Friday, May 2, 2025

The UnmappingThe Unmapping by Denise S. Robbins
My rating: 2 of 5 stars

I honestly want to like this book more than I did. I think it was the core concept of moving buildings, always at 4 am, hopping from one location to another in the NYC (and other places), just causing a shoehorned chaos every day.

Sure, it doesn't make any sense, but that's the SURREAL for you.

So, I kinda went in thinking about having such a thing just LEAN into the surreal, think about The City and the City, or Invisible Cities, or even a bit of Borges.
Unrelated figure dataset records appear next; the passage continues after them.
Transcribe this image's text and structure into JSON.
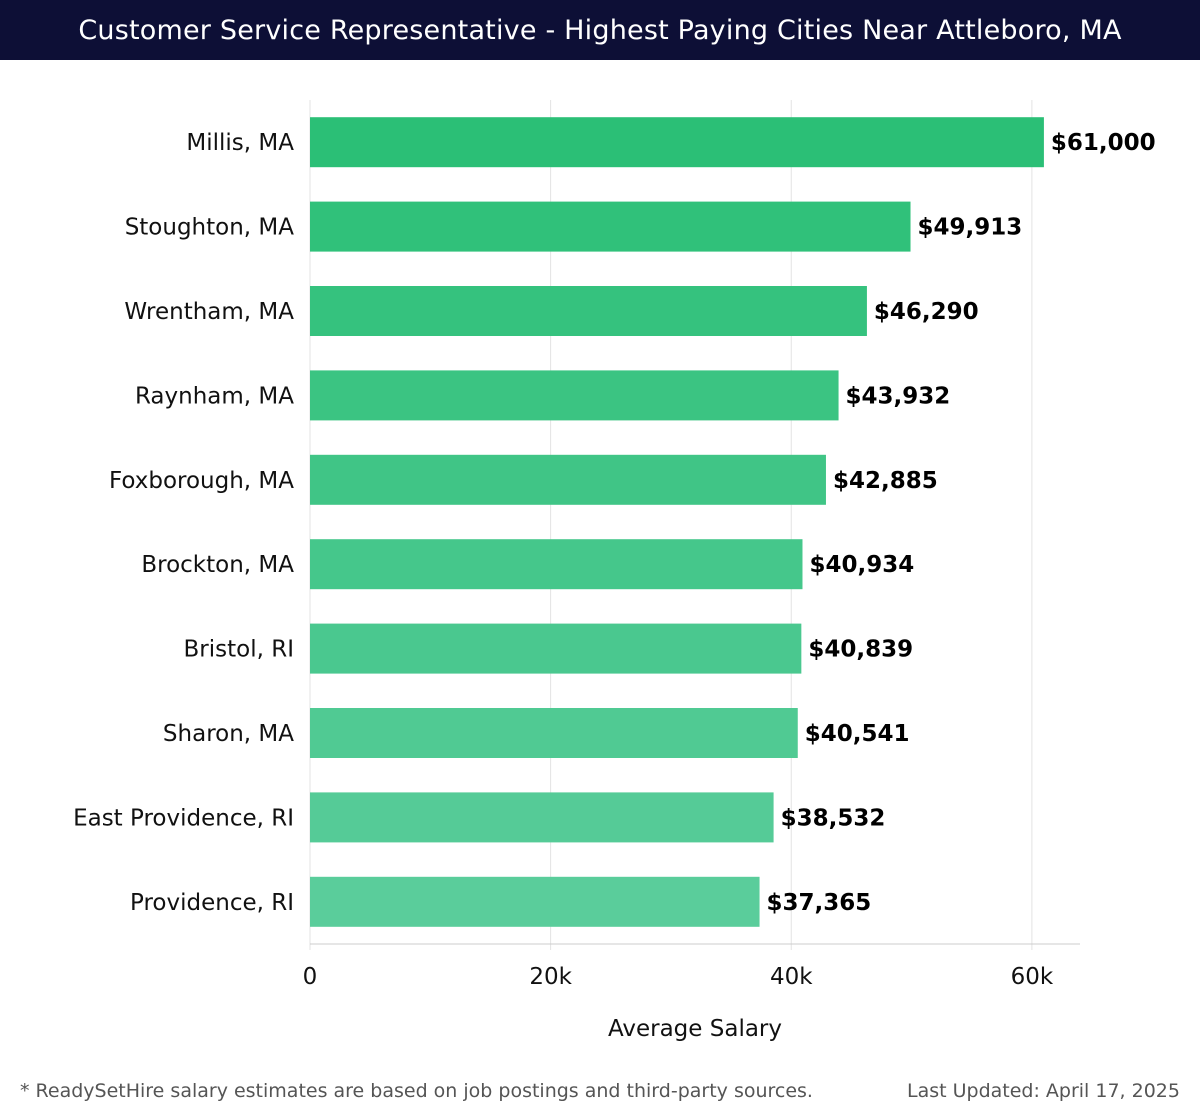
{
  "header": {
    "title": "Customer Service Representative - Highest Paying Cities Near Attleboro, MA"
  },
  "chart_data": {
    "type": "bar",
    "orientation": "horizontal",
    "categories": [
      "Millis, MA",
      "Stoughton, MA",
      "Wrentham, MA",
      "Raynham, MA",
      "Foxborough, MA",
      "Brockton, MA",
      "Bristol, RI",
      "Sharon, MA",
      "East Providence, RI",
      "Providence, RI"
    ],
    "values": [
      61000,
      49913,
      46290,
      43932,
      42885,
      40934,
      40839,
      40541,
      38532,
      37365
    ],
    "value_labels": [
      "$61,000",
      "$49,913",
      "$46,290",
      "$43,932",
      "$42,885",
      "$40,934",
      "$40,839",
      "$40,541",
      "$38,532",
      "$37,365"
    ],
    "xlabel": "Average Salary",
    "ylabel": "",
    "xlim": [
      0,
      64000
    ],
    "ticks": [
      0,
      20000,
      40000,
      60000
    ],
    "tick_labels": [
      "0",
      "20k",
      "40k",
      "60k"
    ],
    "grid": true,
    "colors": {
      "top_bar": "#2bbf76",
      "bar": "#3fc585",
      "grid": "#e3e3e3",
      "axis": "#cccccc"
    }
  },
  "footer": {
    "note": "* ReadySetHire salary estimates are based on job postings and third-party sources.",
    "updated": "Last Updated: April 17, 2025"
  }
}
It could have been deep and weird and impressionistic and sometimes even a little wild--but instead we got something that went hard on the Literary SF angle, about personal lives rather going down the toilet, or just being uprooted and always just teetering on the edge of dissolution.

I frankly didn't really like any of the characters. They were either too cringey or dissolute EVEN IF I actually like long stream of consciousness writing in general. Especially when it goes deep into the woods. But, unfortunately, the novel kept trying to go in different directions.

It even attempted to nudge us toward a SF reason, and then to a mystical reason, before going the Literary Fiction direction--and all the while, all these pieces just felt SHOEHORNED in. I mean... sure, such an event would definitely call for a serious renewable energy push, would absolutely necessitate grass-roots real-people aid, but to reverse cause and effect, saying ECOLOGICAL DAMAGE would have caused the unmapping of buildings, popping up all over the place like a dream, just felt like an enormous stretch. And no, it wasn't ever confirmed in the novel, thank god, but it coming up multiple times was multiple times too many. I would have bought it if we were to just read the novel as an ALLEGORY... but the allegory stuff, if it was there, was all lost in a morass of anxiety meds and loss of selfhood.

So, great potential idea, but everything else just felt too... shoehorned, try-hard. Alas.